Joshua parecia ter uma propensão a dormir como cachorro, assim sua audição ajudou a despertá-lo. Ele estava menos grogue que sua irmã. Markus já tava de pé, assim nem precisou de muito trabalho. Foi só mencionar “anjos de luz, rodearam o barco” que ele foi acordar tanto Lilith quanto Markus. Assim, lhe restou ir até o anjo.

Quando abriu a porta, ele estava do mesmo jeito, sentado ao chão, com a asa imobilizada junto ao braço. Travou ao ver que todas as suas penas encontravam-se brancas, e novamente ele encontrava-se quase inerte, embora o fio de consciência ainda estivesse visível.

— Ei. – pegou-o pelos ombros. O anjo estava mole. – Consegue ficar de pé? – ele balançou a cabeça de uma maneira tão tonta que não sabia se ele negava ou assentia. – Vamos...

Puxou-o, e percebeu que usara mais força que o necessário. Devido ao seu físico, esperava que ele pesasse pelo menos uns oitenta quilos, mas se assustou quando percebeu sua leveza. Ele deveria ter o peso de uma garota do tamanho de Claire! Talvez fosse como os pássaros, com músculos leves e ossos ocos?

— Certo, hã... Você tem nome?

— Dragan. – murmurou de maneira quase dormente. Repreendeu-se por não ter perguntado antes, mas o anjo não o respondia, assim não sabia se ele entendia ou não. Praticamente o carregou escadaria acima, pois ele tropeçava aos próprios pés.

— Esses anjos engoliram segredos. – foi a primeira coisa que ouviu quando chegou do lado de fora.
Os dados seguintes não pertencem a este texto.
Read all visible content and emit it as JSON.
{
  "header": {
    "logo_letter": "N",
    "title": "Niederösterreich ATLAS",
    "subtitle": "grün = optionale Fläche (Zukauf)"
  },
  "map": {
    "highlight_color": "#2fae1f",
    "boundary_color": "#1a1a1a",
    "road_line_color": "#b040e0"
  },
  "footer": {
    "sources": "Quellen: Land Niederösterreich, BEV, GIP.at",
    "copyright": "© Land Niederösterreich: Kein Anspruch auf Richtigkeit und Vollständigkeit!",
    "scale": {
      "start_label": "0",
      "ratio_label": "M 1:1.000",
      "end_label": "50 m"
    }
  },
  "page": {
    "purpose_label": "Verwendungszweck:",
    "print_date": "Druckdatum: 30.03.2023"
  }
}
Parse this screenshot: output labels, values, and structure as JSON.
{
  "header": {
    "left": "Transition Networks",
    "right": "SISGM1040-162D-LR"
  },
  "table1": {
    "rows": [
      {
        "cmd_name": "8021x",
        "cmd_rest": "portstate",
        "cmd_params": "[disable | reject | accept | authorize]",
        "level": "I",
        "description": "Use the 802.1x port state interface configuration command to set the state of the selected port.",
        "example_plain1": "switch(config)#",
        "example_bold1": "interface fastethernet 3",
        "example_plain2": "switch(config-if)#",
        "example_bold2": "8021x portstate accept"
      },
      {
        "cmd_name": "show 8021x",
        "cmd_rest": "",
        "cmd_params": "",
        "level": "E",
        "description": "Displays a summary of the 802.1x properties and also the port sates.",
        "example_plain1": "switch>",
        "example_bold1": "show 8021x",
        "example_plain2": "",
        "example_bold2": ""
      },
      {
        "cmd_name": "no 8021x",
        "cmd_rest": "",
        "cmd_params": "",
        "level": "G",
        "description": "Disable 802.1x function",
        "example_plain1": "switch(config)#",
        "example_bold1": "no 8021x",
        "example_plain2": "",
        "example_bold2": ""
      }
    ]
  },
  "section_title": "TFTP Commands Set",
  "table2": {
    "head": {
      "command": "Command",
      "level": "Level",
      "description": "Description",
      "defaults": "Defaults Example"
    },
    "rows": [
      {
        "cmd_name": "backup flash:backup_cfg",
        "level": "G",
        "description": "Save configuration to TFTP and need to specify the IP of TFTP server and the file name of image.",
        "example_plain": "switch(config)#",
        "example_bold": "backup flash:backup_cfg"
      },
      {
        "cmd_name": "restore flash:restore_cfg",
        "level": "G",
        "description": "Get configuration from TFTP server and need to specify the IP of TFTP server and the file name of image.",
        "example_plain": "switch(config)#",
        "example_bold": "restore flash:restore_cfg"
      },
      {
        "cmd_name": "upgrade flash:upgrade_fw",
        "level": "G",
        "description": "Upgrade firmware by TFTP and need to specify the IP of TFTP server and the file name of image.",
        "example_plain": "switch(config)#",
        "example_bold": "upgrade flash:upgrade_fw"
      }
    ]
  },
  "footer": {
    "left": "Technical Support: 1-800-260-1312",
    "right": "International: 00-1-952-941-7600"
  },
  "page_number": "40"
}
Gitmak ainda trazia um torpor bêbado em sua voz. – O que esses merdas querem com isso?

— É uma forma de controle. – Markus respondeu. – Os bruxos normalmente tentarão seguir ou ataca-los para conseguir suas informações, então o bando aproveita para mordê-lo e transformá-lo num deles.

Joshua olhava para um especial, e o apontou. Os olhos do anjo estavam prateados, ele grasnava, e suas asas estavam diferentes. Pareciam asas de... Corvo? Embora brancas quase como descoloridas, com alguns pontos ainda cinzas e pretos.

— Ele engoliu o segredo que eu estava atrás. Do meu pai.

— Está com as chaves? – Haydée questionou e literalmente viu quase todos se assustando. Ela estava praticamente invisível entre a tenda que dava às escadas e a beirada do barco.

— Quem é você?! – Lilith questionou, sobressaltada.

— Haydée Niévre. – o loiro respondeu, erguendo as chaves. Olhou para Dragan, esperando que ele fosse capaz de se manter em pé sozinho, mas no momento em que o soltou, os outros anjos pareceram se preparar. O anjo da noite se curvou, parecendo cansado em apoiar o próprio peso, e Haydée pareceu alarmada, embora nada tenha dito.

Ela lhe estendeu a mão, e por um momento hesitou. Haydée havia o amaldiçoado e lhe posto naquela situação. Foram sessenta e quatro anos perdidos, e fora tanta coisa. Não sabia sobre sua família, o que ocorrera com eles naquele tempo todo. Perdera tanta coisa do mundo, e simplesmente, agora tinha uma chance num mundo que lhe era totalmente desconhecido. Com estranhos e coisas que simplesmente nunca lhe passariam pela cabeça. E ela simplesmente lhe aparecia do nada falando de seu pai depois da visão mostrada pelo anjo. Tinha motivos para desconfiar dela.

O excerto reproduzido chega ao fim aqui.